B: It's faint, but there is a second line there.  You're pregnant.  We're going to have a baby.
Me: I don't know.  I got two sticks.  I'm going to try it again in a few days.  To me, this is too faint.

As you can see, I was in denial.  I took this photo and immediately emailed it to my mom.  I then called her to check her email and had her call me back. All I got was, "Are you pregnant?  I never peed on a stick so I don't know.  Go see a doctor."

Helpful.

Pee Stick #2 - July 15, 2014

I was going to wait a week before taking the test again, but I couldn't.  I want confirmation.  I wanted to go to Japan!  Waiting over a weekend was long enough. If I was indeed pregnant, my body must be overflowing with pregnancy hormones by now.


A second line was present and just as faint.  What does this mean?!  (Yes, I was still in denial, while B had already accepted the fact we're pregnant.)

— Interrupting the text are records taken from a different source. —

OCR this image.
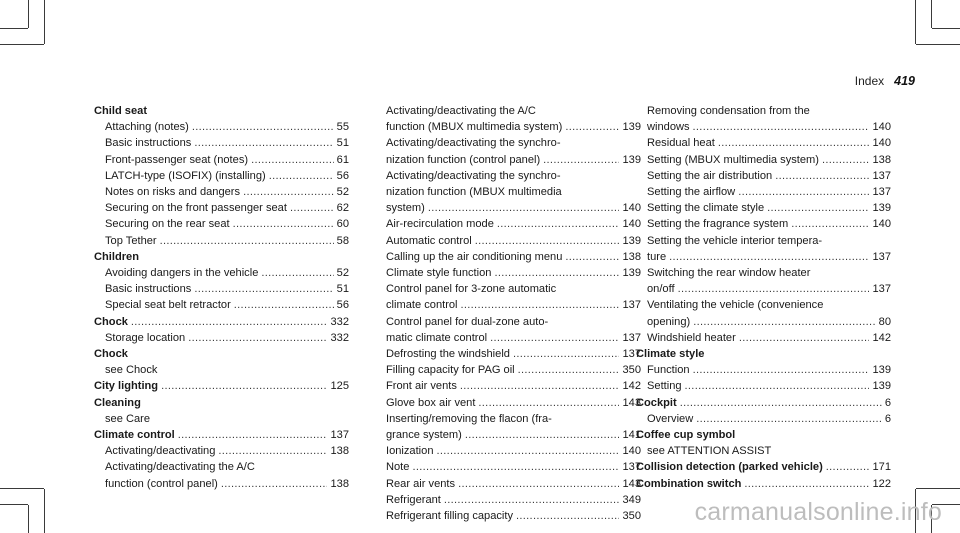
Index 419
Child seat
Attaching (notes) .....	55
Basic instructions .....	51
Front-passenger seat (notes) .....	61
LATCH-type (ISOFIX) (installing) .....	56
Notes on risks and dangers .....	52
Securing on the front passenger seat .....	62
Securing on the rear seat .....	60
Top Tether .....	58
Children
Avoiding dangers in the vehicle .....	52
Basic instructions .....	51
Special seat belt retractor .....	56
Chock .....	332
Storage location .....	332
Chock
see Chock
City lighting .....	125
Cleaning
see Care
Climate control .....	137
Activating/deactivating .....	138
Activating/deactivating the A/C
function (control panel) .....	138
Activating/deactivating the A/C
function (MBUX multimedia system) .....	139
Activating/deactivating the synchro-
nization function (control panel) .....	139
Activating/deactivating the synchro-
nization function (MBUX multimedia
system) .....	140
Air-recirculation mode .....	140
Automatic control .....	139
Calling up the air conditioning menu .....	138
Climate style function .....	139
Control panel for 3-zone automatic
climate control .....	137
Control panel for dual-zone auto-
matic climate control .....	137
Defrosting the windshield .....	137
Filling capacity for PAG oil .....	350
Front air vents .....	142
Glove box air vent .....	143
Inserting/removing the flacon (fra-
grance system) .....	141
Ionization .....	140
Note .....	137
Rear air vents .....	143
Refrigerant .....	349
Refrigerant filling capacity .....	350
Removing condensation from the
windows .....	140
Residual heat .....	140
Setting (MBUX multimedia system) .....	138
Setting the air distribution .....	137
Setting the airflow .....	137
Setting the climate style .....	139
Setting the fragrance system .....	140
Setting the vehicle interior tempera-
ture .....	137
Switching the rear window heater
on/off .....	137
Ventilating the vehicle (convenience
opening) .....	80
Windshield heater .....	142
Climate style
Function .....	139
Setting .....	139
Cockpit .....	6
Overview .....	6
Coffee cup symbol
see ATTENTION ASSIST
Collision detection (parked vehicle) .....	171
Combination switch .....	122
carmanualsonline.info
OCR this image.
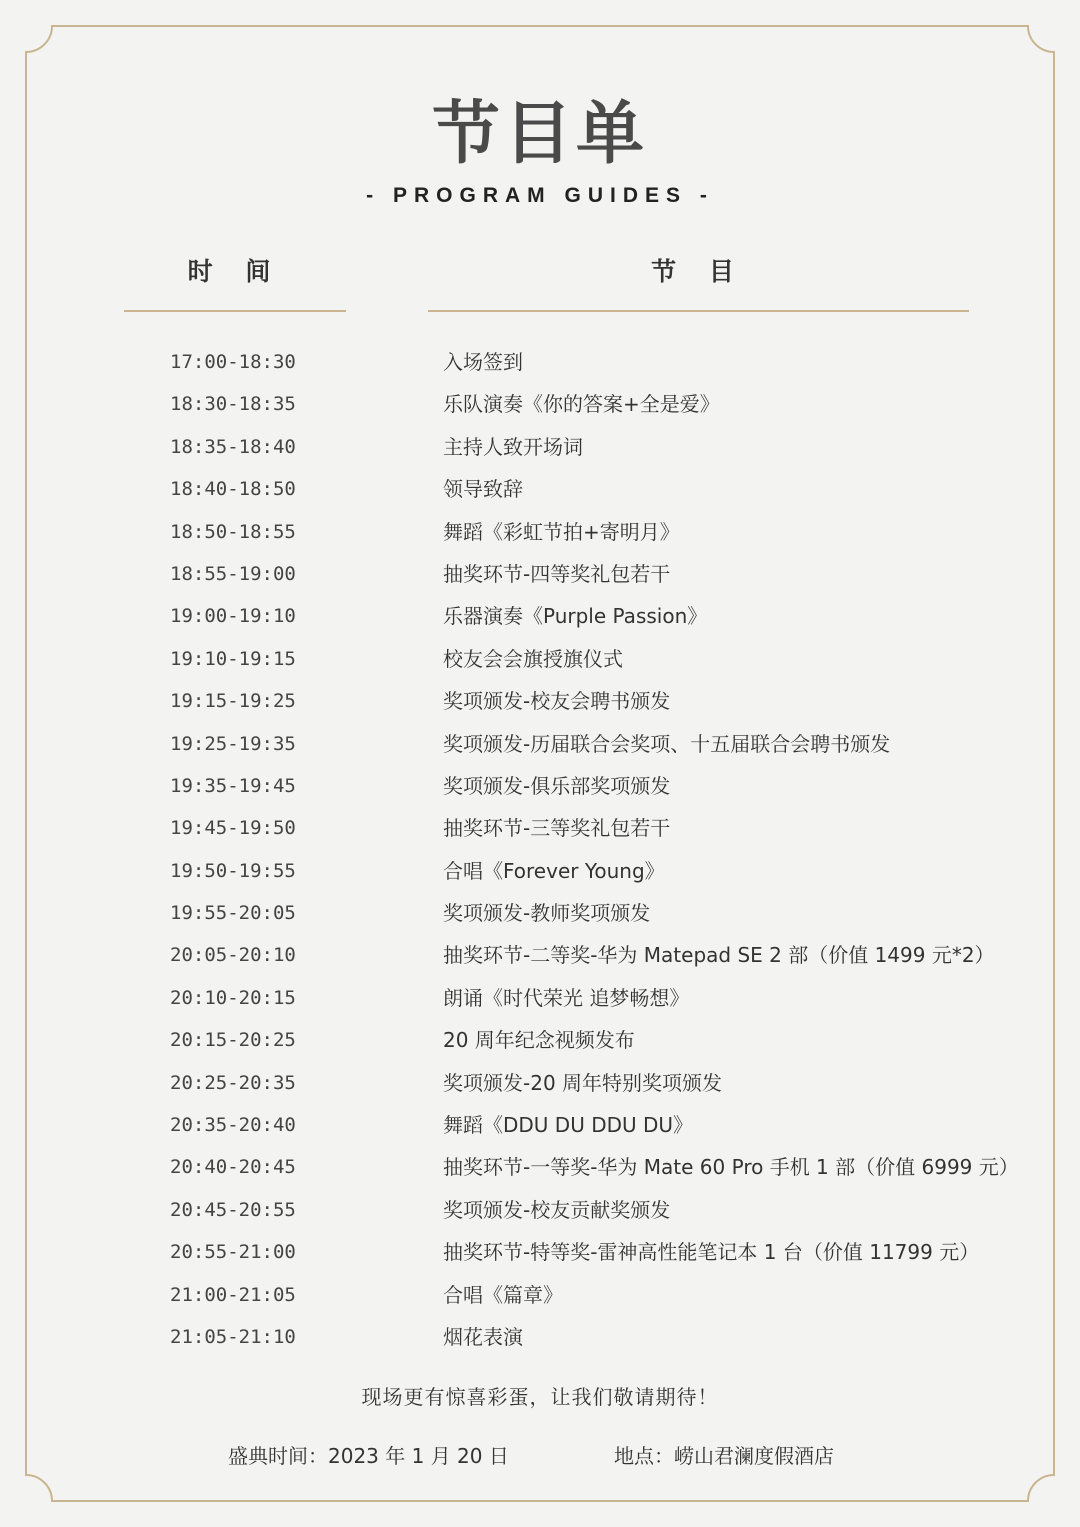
节目单
- PROGRAM GUIDES -
时 间	节 目
17:00-18:30	入场签到
18:30-18:35	乐队演奏《你的答案+全是爱》
18:35-18:40	主持人致开场词
18:40-18:50	领导致辞
18:50-18:55	舞蹈《彩虹节拍+寄明月》
18:55-19:00	抽奖环节-四等奖礼包若干
19:00-19:10	乐器演奏《Purple Passion》
19:10-19:15	校友会会旗授旗仪式
19:15-19:25	奖项颁发-校友会聘书颁发
19:25-19:35	奖项颁发-历届联合会奖项、十五届联合会聘书颁发
19:35-19:45	奖项颁发-俱乐部奖项颁发
19:45-19:50	抽奖环节-三等奖礼包若干
19:50-19:55	合唱《Forever Young》
19:55-20:05	奖项颁发-教师奖项颁发
20:05-20:10	抽奖环节-二等奖-华为 Matepad SE 2 部（价值 1499 元*2）
20:10-20:15	朗诵《时代荣光 追梦畅想》
20:15-20:25	20 周年纪念视频发布
20:25-20:35	奖项颁发-20 周年特别奖项颁发
20:35-20:40	舞蹈《DDU DU DDU DU》
20:40-20:45	抽奖环节-一等奖-华为 Mate 60 Pro 手机 1 部（价值 6999 元）
20:45-20:55	奖项颁发-校友贡献奖颁发
20:55-21:00	抽奖环节-特等奖-雷神高性能笔记本 1 台（价值 11799 元）
21:00-21:05	合唱《篇章》
21:05-21:10	烟花表演
现场更有惊喜彩蛋，让我们敬请期待！
盛典时间：2023 年 1 月 20 日	地点：崂山君澜度假酒店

To really confirm it all, after work, I went to a walk-in clinic on the same day to get a blood test form. I went in when it was near last call for walk-in patients.  At the front desk:

Me: It's nearing 4:30, do you still accept walk-ins?
Receptionist: Um (a little reluctant).  What are you in for?
Me: I think I'm pregnant.
Receptionist: Oh! In that case, we will have to fit you in!

I was a quick case: just had to give me a form.  Easy.  I went straight to the lab for the blood test. Yes, I wanted to know ASAP!

I got a call from the clinic the next morning, and the nurse reported, "Your test results came in, and you are very pregnant.  Congratulations!"

Huh.

So I guess no Asia trip this year.  All the places I want to go in the near future are now put on hold... for a very long time.  Instead, another type of journey starts now.